PRIVATE EQUITY DEALS
• OSG Billing Services, a portfolio company of Aquiline Capital, acquired Applied Revenue Analytics, a Temple, Texas-based provider of healthcare IT and business intelligence solutions for hospitals and health systems. Financial terms weren’t disclosed.
• Crown Laboratories, a portfolio company of Hildred Capital Partners LLC, acquired Bellus Medical, an Addison, Texas-based provider of medical aesthetics treatments. Financial terms weren’t disclosed.
• Great Point Partners agreed to sell Clinical Supplies Management, a Malvern, Penn.-based provider of clinical trials drug packaging, labeling and logistics solutions for the global life science, pharmaceutical and biotechnology industries. Financial terms weren’t disclosed.
• Nautic Partners acquired Mikart Inc, an Atlanta-based contract development and manufacturing organization. Financial terms weren’t disclosed.
• Lyft, the ride sharing giant, is reportedly in talks with J.P. Morgan in search of underwriters, Reuters reports citing sources. Read more.
• Gritstone Oncology, an Emeryville, Calif.-based preclinical biotech for immuno-oncology drugs, raised $100 million in an offering 6.7 million shares priced at $15, an upsized offering at the high end of its range.
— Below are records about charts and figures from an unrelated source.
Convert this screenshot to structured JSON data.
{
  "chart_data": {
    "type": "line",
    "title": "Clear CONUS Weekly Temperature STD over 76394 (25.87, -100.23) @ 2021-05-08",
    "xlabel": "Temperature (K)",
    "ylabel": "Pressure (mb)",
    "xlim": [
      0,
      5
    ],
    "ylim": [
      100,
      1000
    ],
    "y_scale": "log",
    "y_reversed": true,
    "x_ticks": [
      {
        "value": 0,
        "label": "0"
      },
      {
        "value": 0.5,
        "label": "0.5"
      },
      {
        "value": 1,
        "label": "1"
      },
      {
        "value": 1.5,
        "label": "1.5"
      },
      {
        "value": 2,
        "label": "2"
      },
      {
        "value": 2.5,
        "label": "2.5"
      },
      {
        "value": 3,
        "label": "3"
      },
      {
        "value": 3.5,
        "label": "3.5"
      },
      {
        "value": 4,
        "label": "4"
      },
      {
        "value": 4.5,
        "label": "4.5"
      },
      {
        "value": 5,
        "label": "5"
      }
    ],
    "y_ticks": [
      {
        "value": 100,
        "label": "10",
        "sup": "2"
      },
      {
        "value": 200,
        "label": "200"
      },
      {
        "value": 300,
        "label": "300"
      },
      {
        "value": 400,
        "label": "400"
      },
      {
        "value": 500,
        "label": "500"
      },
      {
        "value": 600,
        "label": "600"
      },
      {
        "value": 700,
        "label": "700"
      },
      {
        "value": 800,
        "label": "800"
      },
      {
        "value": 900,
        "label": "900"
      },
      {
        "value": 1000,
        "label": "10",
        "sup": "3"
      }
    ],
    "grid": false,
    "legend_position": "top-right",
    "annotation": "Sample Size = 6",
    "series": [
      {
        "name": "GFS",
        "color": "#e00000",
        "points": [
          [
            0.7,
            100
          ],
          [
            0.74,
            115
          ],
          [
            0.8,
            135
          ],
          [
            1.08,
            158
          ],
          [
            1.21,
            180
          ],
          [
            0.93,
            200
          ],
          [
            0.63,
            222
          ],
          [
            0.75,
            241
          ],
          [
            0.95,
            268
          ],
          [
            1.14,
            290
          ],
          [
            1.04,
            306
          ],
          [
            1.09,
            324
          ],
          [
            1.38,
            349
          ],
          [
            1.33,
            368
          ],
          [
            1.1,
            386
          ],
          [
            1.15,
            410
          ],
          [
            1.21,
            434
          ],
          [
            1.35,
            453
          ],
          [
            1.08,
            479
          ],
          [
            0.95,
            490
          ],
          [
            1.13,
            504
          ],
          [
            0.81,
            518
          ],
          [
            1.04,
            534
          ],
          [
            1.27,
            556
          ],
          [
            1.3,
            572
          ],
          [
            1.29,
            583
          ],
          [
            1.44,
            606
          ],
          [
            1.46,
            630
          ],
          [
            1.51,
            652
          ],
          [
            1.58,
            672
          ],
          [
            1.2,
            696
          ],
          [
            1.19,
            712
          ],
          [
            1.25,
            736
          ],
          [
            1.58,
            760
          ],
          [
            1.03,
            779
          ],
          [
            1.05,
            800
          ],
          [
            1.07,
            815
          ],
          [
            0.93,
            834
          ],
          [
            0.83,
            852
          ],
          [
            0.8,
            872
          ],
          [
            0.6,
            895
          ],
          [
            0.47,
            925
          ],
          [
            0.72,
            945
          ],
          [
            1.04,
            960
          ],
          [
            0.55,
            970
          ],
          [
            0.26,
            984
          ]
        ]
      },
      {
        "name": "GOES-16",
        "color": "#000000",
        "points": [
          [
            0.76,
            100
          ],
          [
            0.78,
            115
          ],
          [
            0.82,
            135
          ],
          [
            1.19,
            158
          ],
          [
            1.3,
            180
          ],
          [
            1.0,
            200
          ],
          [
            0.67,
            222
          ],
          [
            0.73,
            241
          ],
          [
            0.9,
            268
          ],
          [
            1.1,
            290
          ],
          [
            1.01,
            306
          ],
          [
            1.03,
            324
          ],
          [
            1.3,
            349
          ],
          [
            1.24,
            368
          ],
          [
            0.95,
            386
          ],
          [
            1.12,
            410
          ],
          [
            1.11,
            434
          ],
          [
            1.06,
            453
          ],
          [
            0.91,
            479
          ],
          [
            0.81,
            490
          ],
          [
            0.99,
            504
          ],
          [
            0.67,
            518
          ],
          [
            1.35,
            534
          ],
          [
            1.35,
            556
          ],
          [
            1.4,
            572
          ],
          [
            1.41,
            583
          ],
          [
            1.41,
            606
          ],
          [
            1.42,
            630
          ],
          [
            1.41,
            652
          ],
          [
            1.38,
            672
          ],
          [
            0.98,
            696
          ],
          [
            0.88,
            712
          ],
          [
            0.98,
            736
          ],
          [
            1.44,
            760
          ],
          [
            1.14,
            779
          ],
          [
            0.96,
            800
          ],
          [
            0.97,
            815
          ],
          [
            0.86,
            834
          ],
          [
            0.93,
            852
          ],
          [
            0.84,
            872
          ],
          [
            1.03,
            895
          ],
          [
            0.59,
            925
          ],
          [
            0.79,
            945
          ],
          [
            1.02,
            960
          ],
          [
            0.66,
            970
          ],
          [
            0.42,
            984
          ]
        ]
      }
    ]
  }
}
Versant Ventures (14% pre-offering), The Column Group (14%), and Clarus Lifesciences (10%) back the firm. The firm posted loss of $41.5 million in 2017. Goldman Sachs, Cowen, and Barclays are underwriters. It plans to list on the Nasdaq as “GRTS.” Read more.
• CooTek, the Shanghai-based maker of an input method for mobile devices, says it plans to raised $52 million in an IPO of 4.4 million ADSs priced at $12, the low end of its $12 to $14 range. Qiming Funds (18.2%), Sequoia (17.9%), and SIG China (14.2%) back the firm. Credit Suisse, BofA Merrill Lynch and Citi are underwriters in the deal. It plans to list on the NYSE as “CTK.” No pricing terms were disclosed. Read more.
• Mid Europa Partners acquired Urgent Cargus, a Romanian courier company, from Abris Capital Partners. No financial terms were disclosed.
• Battery Ventures agreed to acquire TTP Labtech Ltd, a U.K.-based developer and manufacturer of automated laboratory equipment, from the TTP Group. Financial terms weren’t disclosed.
FIRMS + FUNDS
• Evolution Equity Partners named Karthik Subramanian as a partner.
• Brian Sapp joined Runway Growth Capital as managing director. Previously, he was at Hercules Capital.